Aparcamientos para mujeres

“Hay que tener en cuenta el género de los conductores. Me parece que hay muchas mujeres que conducimos ya y que hay que ver si tenemos comportamientos diferentes. A las mujeres a lo mejor nos podrían interesar unos aparcamientos disuasorios que nos dieran otro servicio más, podríamos aprovechar para hacer algo”. Con esta explicación peregrina, Manuela Carmena analizaba a su manera el binomio tráfico-mujeres conductoras.

La alcaldesa sólo quería explicar las futuras inversiones para la construcción de aparcamientos disuasorios en las afueras en su estrategia para fomentar el transporte público y despejar la circulación en el centro. Acabó metiéndose en un jardín: "Mientras el hombre piensa en llegar antes y a tiempo, la mujer piensa en llegar, pero rentabilizando el tiempo del que dispone”.

Madres limpiando colegios

El primer resbalón de Carmena con las mujeres llegó a los pocos días de su entrada en el Ayuntamiento. En pleno escrutinio de los contratos de limpieza del anterior equipo de gobierno municipal, la alcaldesa de la confluencia deslizó que podrían ser “cooperativas de madres” las encargadas de limpiar los colegios de sus hijos: "Limpian algo que les importa y eso a su vez tiene un valor social añadido porque limpias mejor cuando limpias que sabes (que es) para algo”, llegó a decir sobre la idea.

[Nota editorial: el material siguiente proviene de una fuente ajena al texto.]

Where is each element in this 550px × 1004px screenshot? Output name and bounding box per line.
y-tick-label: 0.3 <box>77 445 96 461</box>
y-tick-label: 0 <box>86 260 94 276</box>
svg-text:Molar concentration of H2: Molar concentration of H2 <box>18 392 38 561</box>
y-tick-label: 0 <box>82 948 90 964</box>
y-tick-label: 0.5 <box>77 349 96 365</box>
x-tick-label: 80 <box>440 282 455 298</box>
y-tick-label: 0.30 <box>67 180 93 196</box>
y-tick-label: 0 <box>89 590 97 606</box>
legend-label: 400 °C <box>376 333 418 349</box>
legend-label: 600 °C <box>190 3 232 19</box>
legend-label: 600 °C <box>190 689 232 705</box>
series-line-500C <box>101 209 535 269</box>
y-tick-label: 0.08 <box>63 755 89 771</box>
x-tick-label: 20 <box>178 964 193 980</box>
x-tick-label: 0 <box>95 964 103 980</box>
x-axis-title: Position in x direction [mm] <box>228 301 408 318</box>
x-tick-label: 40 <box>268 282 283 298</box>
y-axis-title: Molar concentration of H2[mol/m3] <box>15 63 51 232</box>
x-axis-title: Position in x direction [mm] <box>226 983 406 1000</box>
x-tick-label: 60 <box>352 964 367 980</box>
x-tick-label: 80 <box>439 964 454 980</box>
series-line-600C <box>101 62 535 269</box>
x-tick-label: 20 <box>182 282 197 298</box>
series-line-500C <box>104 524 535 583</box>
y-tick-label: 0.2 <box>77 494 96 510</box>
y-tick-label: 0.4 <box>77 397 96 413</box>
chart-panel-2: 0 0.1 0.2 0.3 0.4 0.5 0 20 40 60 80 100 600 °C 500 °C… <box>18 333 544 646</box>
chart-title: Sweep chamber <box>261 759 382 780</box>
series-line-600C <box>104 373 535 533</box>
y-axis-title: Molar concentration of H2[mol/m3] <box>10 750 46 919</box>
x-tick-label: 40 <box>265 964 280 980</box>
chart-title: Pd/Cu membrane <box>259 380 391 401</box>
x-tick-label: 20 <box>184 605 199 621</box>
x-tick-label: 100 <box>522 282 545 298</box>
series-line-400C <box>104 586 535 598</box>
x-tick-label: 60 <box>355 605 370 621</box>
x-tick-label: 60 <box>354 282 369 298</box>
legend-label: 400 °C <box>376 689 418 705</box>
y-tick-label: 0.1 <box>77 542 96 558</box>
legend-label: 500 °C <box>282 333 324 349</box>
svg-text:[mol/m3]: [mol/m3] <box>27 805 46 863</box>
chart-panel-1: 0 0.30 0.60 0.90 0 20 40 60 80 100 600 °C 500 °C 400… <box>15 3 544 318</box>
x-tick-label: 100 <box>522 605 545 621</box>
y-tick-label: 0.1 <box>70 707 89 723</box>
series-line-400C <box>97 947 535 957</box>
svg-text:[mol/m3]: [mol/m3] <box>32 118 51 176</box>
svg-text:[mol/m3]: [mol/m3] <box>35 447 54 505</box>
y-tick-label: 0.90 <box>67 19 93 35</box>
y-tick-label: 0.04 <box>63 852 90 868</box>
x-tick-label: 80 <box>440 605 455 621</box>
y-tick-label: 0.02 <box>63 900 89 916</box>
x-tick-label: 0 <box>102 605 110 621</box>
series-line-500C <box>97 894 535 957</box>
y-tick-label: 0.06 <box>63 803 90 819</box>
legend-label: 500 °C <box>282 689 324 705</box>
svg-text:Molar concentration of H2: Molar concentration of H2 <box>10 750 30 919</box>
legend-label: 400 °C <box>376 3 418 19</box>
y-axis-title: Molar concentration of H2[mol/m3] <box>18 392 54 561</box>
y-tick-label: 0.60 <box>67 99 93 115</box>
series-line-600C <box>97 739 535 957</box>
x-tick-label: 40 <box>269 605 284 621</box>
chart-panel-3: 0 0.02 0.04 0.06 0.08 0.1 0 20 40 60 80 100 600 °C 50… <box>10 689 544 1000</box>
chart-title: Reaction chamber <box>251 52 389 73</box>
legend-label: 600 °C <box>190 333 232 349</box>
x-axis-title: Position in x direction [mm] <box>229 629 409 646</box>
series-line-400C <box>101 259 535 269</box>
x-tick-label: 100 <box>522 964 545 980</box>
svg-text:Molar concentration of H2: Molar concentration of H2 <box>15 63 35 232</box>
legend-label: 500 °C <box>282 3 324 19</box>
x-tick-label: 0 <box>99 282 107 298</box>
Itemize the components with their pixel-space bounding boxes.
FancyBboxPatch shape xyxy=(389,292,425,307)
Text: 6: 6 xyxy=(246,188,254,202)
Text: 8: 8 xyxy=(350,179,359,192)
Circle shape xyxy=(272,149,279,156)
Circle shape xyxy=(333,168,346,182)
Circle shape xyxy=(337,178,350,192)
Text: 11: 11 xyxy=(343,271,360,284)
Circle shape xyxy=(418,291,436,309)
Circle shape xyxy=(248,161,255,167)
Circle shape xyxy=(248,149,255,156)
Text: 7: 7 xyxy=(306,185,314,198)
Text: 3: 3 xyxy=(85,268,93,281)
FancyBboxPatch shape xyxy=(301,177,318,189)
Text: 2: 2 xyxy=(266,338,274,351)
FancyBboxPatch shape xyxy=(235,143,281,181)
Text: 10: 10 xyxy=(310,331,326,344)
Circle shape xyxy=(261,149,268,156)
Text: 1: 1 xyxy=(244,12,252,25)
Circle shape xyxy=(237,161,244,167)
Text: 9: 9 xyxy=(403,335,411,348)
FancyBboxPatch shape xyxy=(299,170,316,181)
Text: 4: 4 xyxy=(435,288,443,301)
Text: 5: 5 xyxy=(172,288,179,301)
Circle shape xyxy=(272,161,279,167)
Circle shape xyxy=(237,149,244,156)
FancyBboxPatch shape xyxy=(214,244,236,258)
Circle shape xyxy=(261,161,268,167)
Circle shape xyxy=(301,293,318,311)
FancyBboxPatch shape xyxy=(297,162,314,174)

¿Una granja en el Club de Campo?

La irrupción de la nueva política en Madrid tras las municipales desató cierta psicosis en algunos estamentos de la ciudad. La propuesta de convertir en una granja el elitista Club de Campo acaparó titulares y llenó de chanzas las redes sociales. Lo cierto es que era sólo una idea que recogía el programa electoral de Ahora Madrid, un programa colaborativo y abierto a la modificación.

Por el momento, los ponis no pastan en el Club de Campo. Manuela Carmena sólo ha cambiado al gerente del organismo y el Ayuntamiento ha anunciado que pretende “racionalizar” el uso del recinto y abrirlo a “nuevos perfiles”.